Ralf Kirberg mit Harmut Stielow - Gründer von sculpture network
Ralf Kirberg im Skulpturenpark Köln, Skulptur "Vivi" von Christina Doll

Eine Liebeserklärung

von Ralf Kirberg

Als ich 17 Jahre war, entflammte in mir eine Liebe, die mein Leben bis heute bereichert. Damals erreichte ich mit schwer bepacktem Rucksack die Stadt Calais. Schnaufend machte ich mich auf den Fußmarsch zur Kanalfähre nach Dover. Als ich mich plötzlich vor Rodins Skulptur „Die Bürger von Calais“ wiederfand, war alle Anstrengung vergessen. Die dargestellten Figuren haben mich mit ihrer Dramatik so vielfältig berührt wie kein anderes künstlerisches Werk zuvor. Es war Liebe zur Skulptur auf den ersten Blick. Doch schon damals wurde mir sofort ein Problem bewusst: für’s Wohnzimmer eindeutig zu groß!

Was hier etwas spaßhaft klingen mag, ist ein ernsthafter Hemmschuh für die Rezeption der Skulptur. Man erlebt die Skulptur in der Regel nur monumental im öffentlichen Raum. Ich selbst habe nach dieser ersten intensiven Begegnung noch 18 Jahre gebraucht, ehe ich 1974 meine erste Skulptur erwerben konnte. Während wir mit Bildern an den Wänden aufwachsen, sind uns die Werke der Bildhauer eher fern. Der Weg dorthin ist nicht so leicht zu finden. Wir möchten Menschen dabei helfen, ihn zu entdecken.  

Gemeinsam  

Die Idee zu sculpture network entstand 2003 durch eine eher zufällige Begegnung mit Hartmut Stielow. Der Bildhauer war damals begeistert von einer Netzwerk-Idee, die er in den USA kennengelernt hatte. Bis dato waren die verschiedenen Zirkel in der Bildhauerei jeweils unter sich: Auf der einen Seite die Künstler, auf der anderen die Kunstliebhaber, hier die Galeristen, dort die Museen – und das alles auch noch unterteilt in nationale Gruppen.

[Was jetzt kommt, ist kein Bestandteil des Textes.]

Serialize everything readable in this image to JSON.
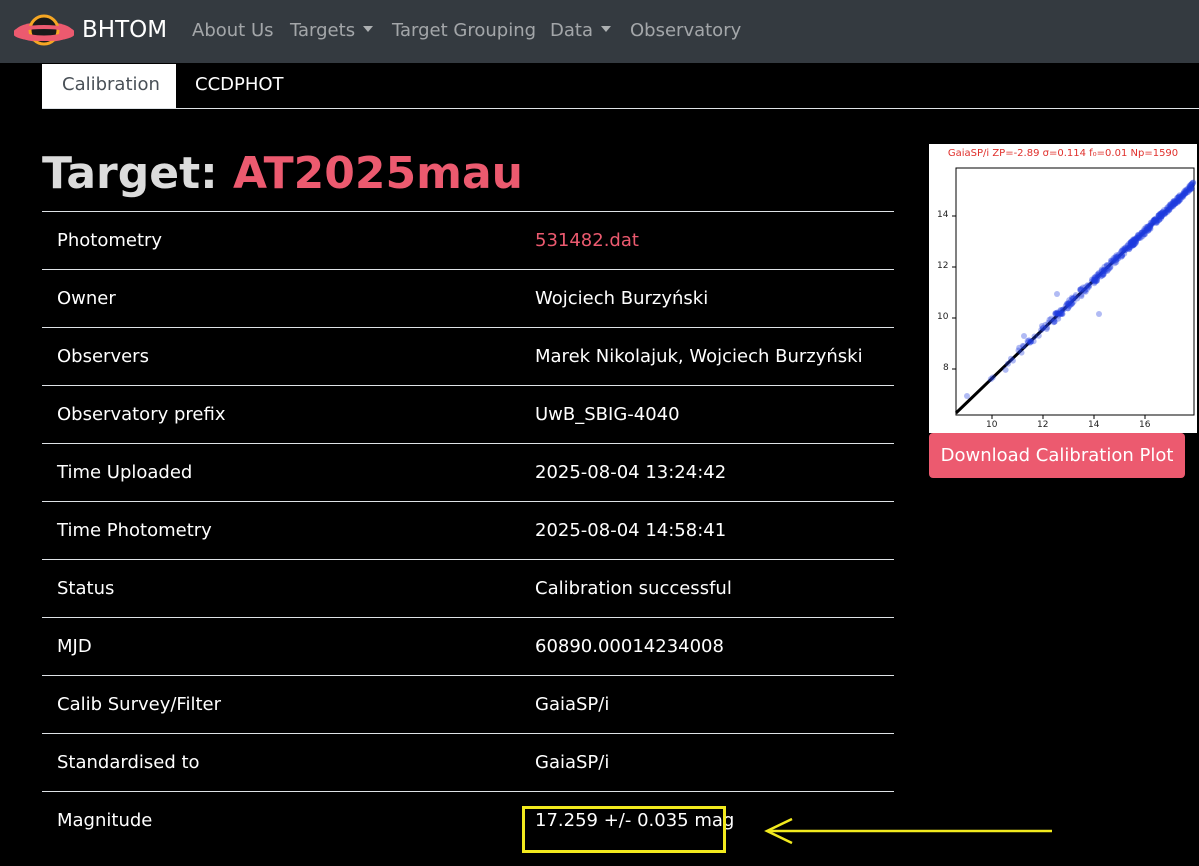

Der Gedanke, ein Netzwerk aufzubauen, das diese verschiedenen Menschen in Kontakt bringt, erschien auch mir verlockend.
Aus dem harmlosen Atelierbesuch bei Hartmut Stielow wurde eine Art Rütlischwur, der im Mythos ja auch die Keimzelle eines Bundes war. Wir hatten von diesem Moment an ein gemeinsames Ziel: Die grenzüberschreitende Unterstützung der Idee dreidimensionaler Kunst. Wir möchten ganz konkret Interesse, Verständnis und im besten Fall auch Liebe wecken für die Arbeit der Künstler.

Liebe auf den ersten Blick ist ja eher ein Einzelfall. Oft kommt meine Leidenschaft für ein Kunstwerk erst mit der Geschichte, die dahinter steckt. Ich ermuntere daher alle Kunstfreunde immer wieder dazu, den Dialog mit dem Künstler zu suchen. Dieser Zugewinn an Urteilsvermögen und Schärfung des Blicks macht Freude und erleichtert das Sammeln von Kunst.

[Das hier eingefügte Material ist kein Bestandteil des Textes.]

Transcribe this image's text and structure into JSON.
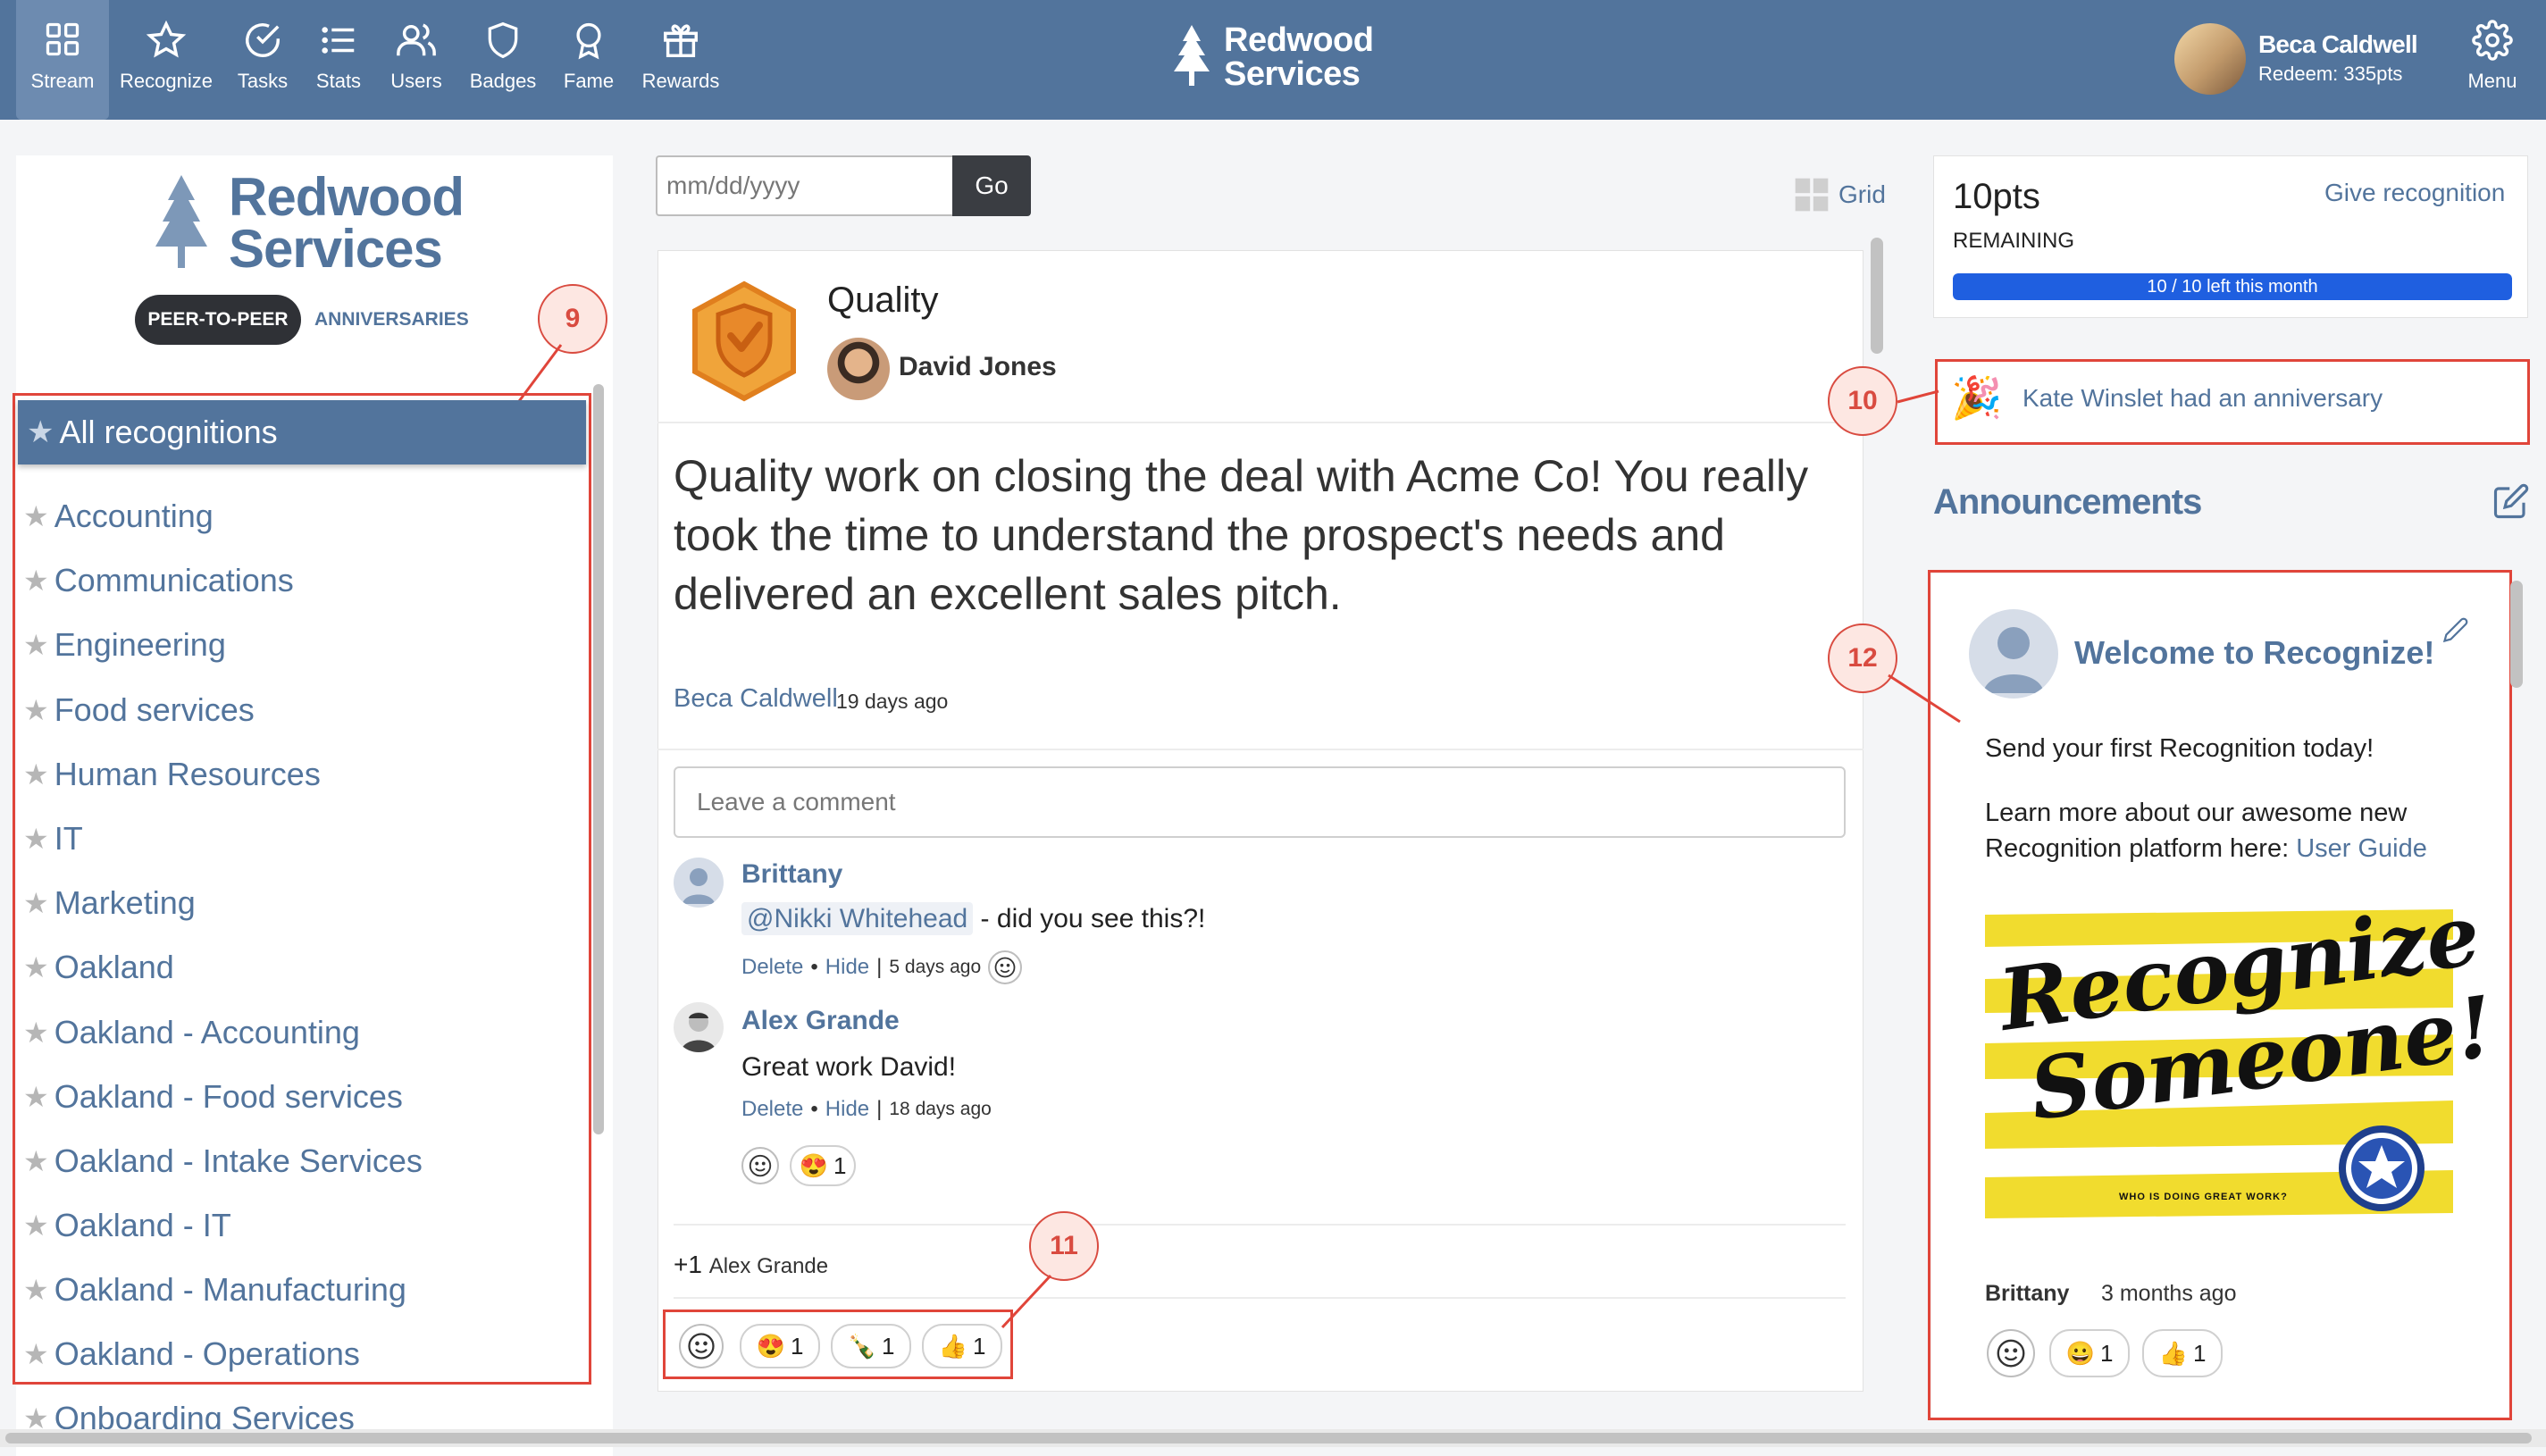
{
  "nav": {
    "items": [
      {
        "label": "Stream",
        "icon": "grid-icon"
      },
      {
        "label": "Recognize",
        "icon": "star-icon"
      },
      {
        "label": "Tasks",
        "icon": "check-circle-icon"
      },
      {
        "label": "Stats",
        "icon": "list-icon"
      },
      {
        "label": "Users",
        "icon": "users-icon"
      },
      {
        "label": "Badges",
        "icon": "shield-icon"
      },
      {
        "label": "Fame",
        "icon": "award-icon"
      },
      {
        "label": "Rewards",
        "icon": "gift-icon"
      }
    ],
    "brand_line1": "Redwood",
    "brand_line2": "Services",
    "user_name": "Beca Caldwell",
    "user_redeem": "Redeem: 335pts",
    "menu_label": "Menu"
  },
  "left": {
    "logo_line1": "Redwood",
    "logo_line2": "Services",
    "tab_p2p": "PEER-TO-PEER",
    "tab_anniversaries": "ANNIVERSARIES",
    "active_category": "All recognitions",
    "categories": [
      "Accounting",
      "Communications",
      "Engineering",
      "Food services",
      "Human Resources",
      "IT",
      "Marketing",
      "Oakland",
      "Oakland - Accounting",
      "Oakland - Food services",
      "Oakland - Intake Services",
      "Oakland - IT",
      "Oakland - Manufacturing",
      "Oakland - Operations",
      "Onboarding Services"
    ]
  },
  "annotations": {
    "a9": "9",
    "a10": "10",
    "a11": "11",
    "a12": "12"
  },
  "center": {
    "date_placeholder": "mm/dd/yyyy",
    "go_label": "Go",
    "grid_label": "Grid",
    "badge_title": "Quality",
    "giver_name": "David Jones",
    "message": "Quality work on closing the deal with Acme Co! You really took the time to understand the prospect's needs and delivered an excellent sales pitch.",
    "author": "Beca Caldwell",
    "author_ago": "19 days ago",
    "comment_placeholder": "Leave a comment",
    "comments": [
      {
        "name": "Brittany",
        "mention": "@Nikki Whitehead",
        "text": " - did you see this?!",
        "delete": "Delete",
        "hide": "Hide",
        "ago": "5 days ago"
      },
      {
        "name": "Alex Grande",
        "text": "Great work David!",
        "delete": "Delete",
        "hide": "Hide",
        "ago": "18 days ago",
        "reaction_count": "1"
      }
    ],
    "plus_one": "+1",
    "plus_one_name": "Alex Grande",
    "reactions": [
      {
        "emoji": "😍",
        "count": "1"
      },
      {
        "emoji": "🍾",
        "count": "1"
      },
      {
        "emoji": "👍",
        "count": "1"
      }
    ]
  },
  "right": {
    "points": "10pts",
    "remaining": "REMAINING",
    "give_recognition": "Give recognition",
    "progress_text": "10 / 10 left this month",
    "progress_fraction": 1.0,
    "anniversary": "Kate Winslet had an anniversary",
    "announcements_title": "Announcements",
    "ann_heading": "Welcome to Recognize!",
    "ann_line1": "Send your first Recognition today!",
    "ann_line2": "Learn more about our awesome new Recognition platform here: ",
    "ann_link": "User Guide",
    "promo_line1": "Recognize",
    "promo_line2": "Someone!",
    "promo_sub": "WHO IS DOING GREAT WORK?",
    "ann_by": "Brittany",
    "ann_ago": "3 months ago",
    "ann_reactions": [
      {
        "emoji": "😀",
        "count": "1"
      },
      {
        "emoji": "👍",
        "count": "1"
      }
    ]
  },
  "colors": {
    "nav_bg": "#52749c",
    "accent": "#52749c",
    "annotation_red": "#e0453a",
    "progress": "#1f5fe0"
  }
}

Dieser Gedanke verbindet uns auch bei sculpture network und kommt in unseren Begegnungen immer zur Entfaltung. Dies spüren die Partner besonders bei unseren internationalen Zusammenkünften, bei denen Sprachbarrieren durch die gemeinsamen Interessen und Überzeugungen locker überwunden werden. Und ich blicke zuversichtlich auf den weiteren Verlauf einer Liebesgeschichte, die hoffentlich noch an vielen Orten Leidenschaft entfachen wird.